International Relations Student wins E-IR award for essay on Neopatrimonialism
International Relations finalist Elliot Kratt has won the E-IR essay award.
Elliot's essay entitled "To What Extent Is Neopatrimonialism the Unchanging Way in Which ‘Africa Works’?" was written and assessed as part of his degree programme. Publication on E-IR allows readers to broaden their understanding of what is possible when answering similar questions in their own studies.
Elliot explores the relationship between public and private spheres in Africa. It provides an analysis of democracy, corruption and business and how they relate to economic growth in a number of countries from Ghana to Rwanda.

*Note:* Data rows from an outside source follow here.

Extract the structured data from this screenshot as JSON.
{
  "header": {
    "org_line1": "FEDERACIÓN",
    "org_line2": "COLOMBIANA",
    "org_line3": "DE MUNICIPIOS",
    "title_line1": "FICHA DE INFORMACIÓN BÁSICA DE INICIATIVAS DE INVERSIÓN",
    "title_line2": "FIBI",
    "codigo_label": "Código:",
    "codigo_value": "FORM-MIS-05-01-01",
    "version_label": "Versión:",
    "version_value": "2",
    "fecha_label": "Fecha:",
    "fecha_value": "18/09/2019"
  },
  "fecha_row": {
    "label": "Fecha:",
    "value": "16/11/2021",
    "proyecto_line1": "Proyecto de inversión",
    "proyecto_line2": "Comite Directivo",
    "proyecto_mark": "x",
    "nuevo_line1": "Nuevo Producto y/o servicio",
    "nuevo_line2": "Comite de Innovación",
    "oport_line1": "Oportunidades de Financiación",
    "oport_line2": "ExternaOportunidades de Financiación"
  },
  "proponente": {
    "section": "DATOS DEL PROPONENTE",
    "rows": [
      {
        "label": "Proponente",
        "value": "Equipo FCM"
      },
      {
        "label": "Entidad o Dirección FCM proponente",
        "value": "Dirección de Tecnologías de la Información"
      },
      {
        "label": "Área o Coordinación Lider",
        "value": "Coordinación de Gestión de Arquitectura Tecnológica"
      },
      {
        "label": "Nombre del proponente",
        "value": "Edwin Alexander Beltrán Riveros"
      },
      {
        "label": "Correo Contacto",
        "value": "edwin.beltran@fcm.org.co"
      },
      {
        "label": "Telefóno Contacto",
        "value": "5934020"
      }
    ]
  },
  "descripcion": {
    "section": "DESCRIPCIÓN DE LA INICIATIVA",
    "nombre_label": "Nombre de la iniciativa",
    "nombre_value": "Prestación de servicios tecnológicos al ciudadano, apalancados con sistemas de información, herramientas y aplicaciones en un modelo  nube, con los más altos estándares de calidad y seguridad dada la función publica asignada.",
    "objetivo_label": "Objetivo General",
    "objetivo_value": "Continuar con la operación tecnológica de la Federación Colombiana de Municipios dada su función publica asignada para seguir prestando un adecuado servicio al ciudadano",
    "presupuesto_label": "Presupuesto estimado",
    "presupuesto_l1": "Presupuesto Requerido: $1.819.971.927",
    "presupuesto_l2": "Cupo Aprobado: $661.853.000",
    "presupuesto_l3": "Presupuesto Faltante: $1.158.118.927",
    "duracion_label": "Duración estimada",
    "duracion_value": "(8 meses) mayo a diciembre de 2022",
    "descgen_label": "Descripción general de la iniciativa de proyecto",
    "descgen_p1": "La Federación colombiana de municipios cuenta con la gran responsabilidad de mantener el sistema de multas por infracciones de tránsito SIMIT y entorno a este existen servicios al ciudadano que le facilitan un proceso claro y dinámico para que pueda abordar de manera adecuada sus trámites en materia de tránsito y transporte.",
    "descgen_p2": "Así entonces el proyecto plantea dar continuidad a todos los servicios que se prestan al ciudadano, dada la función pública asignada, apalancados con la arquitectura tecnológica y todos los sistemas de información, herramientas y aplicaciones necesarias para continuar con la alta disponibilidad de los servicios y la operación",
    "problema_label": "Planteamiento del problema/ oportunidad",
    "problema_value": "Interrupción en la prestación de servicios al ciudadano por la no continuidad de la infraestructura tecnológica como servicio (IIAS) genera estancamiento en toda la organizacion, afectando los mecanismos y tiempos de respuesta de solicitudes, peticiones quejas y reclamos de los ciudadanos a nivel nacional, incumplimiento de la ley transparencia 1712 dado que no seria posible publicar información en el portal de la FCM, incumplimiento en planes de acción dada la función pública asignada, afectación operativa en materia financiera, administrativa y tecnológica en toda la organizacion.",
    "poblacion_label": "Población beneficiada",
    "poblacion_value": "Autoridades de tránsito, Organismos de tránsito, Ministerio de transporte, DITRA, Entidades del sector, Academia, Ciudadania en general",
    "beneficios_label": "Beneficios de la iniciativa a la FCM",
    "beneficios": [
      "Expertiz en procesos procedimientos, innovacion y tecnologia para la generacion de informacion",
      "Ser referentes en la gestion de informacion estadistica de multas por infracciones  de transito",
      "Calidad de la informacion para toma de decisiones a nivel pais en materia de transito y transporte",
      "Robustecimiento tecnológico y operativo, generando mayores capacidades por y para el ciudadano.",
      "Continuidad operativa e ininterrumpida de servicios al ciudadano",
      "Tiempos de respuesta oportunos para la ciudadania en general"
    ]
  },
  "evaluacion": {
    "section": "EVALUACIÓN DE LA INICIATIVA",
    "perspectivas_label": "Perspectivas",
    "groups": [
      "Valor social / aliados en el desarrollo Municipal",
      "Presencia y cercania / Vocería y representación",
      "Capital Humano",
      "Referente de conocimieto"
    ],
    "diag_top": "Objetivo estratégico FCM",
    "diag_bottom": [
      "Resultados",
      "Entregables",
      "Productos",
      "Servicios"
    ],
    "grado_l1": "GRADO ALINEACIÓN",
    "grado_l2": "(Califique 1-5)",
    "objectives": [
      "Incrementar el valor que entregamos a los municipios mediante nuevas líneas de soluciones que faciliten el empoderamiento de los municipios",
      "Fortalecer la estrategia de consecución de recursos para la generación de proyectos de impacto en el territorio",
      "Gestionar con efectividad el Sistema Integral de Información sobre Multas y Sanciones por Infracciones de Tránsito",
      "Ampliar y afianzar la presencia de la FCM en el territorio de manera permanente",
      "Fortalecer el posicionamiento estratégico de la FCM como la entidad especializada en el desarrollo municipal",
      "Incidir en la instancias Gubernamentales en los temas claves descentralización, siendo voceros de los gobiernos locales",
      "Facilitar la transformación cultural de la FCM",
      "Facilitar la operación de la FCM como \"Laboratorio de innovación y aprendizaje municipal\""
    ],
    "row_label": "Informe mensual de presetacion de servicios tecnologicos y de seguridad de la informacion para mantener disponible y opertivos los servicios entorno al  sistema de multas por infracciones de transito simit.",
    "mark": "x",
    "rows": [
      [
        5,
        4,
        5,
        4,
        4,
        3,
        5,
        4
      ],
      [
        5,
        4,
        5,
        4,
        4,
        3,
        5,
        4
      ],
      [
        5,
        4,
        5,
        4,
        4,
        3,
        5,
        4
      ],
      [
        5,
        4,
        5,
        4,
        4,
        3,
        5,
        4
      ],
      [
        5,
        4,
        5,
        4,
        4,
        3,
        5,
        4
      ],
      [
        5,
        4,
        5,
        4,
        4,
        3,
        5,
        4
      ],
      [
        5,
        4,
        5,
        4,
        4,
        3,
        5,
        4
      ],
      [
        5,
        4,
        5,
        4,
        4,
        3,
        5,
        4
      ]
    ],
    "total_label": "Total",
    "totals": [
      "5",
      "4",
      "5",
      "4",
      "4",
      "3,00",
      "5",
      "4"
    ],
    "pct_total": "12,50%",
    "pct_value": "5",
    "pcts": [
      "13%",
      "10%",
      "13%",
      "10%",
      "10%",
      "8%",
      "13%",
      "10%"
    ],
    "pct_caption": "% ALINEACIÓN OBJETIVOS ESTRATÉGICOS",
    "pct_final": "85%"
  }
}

Neopatrimonialism is the unchanging way in which ‘Africa works’ to the extent that it has persistently characterised the way in which ‘Africa works’ since independence. However, neopatrimonialism itself is always changing in determining how different African states work, at different points in time. Neopatrimonialism is a combination of two forms of Weberian types of rule. It is a syncretic fusion of “rational-legal authority” and “patrimonial rule” (Pitcher et al., 2009, p.130; Erdmann and Engel, 2007, p.99; Matter, 2010, p.69; Bach, 2011, p.277; Chabal and Daloz, 1999, p.145). Essentially it is patrimonial practices taking place in the context of a ‘modern’ state (Hyden, 2000, p.19). These patrimonial practices involve characteristics including patronage, clientelism, rent-seeking and corruption (Médard, 2002, p.379; Dawson and Kelsall, 2011, p.4; Szeftel, 2007, p.427; Pitcher et al., 2009, p.129). Conversely, the rational-legal state or ‘modern’ state, is one largely defined through formal impersonal democratic institutions where there is a clear separation between public and private sectors, often exemplified in the literature as a Western state (Beresford, 2014, p.1; Pitcher et al., 2009, p.130). Under neopatrimonialism both these forms of rule are combined.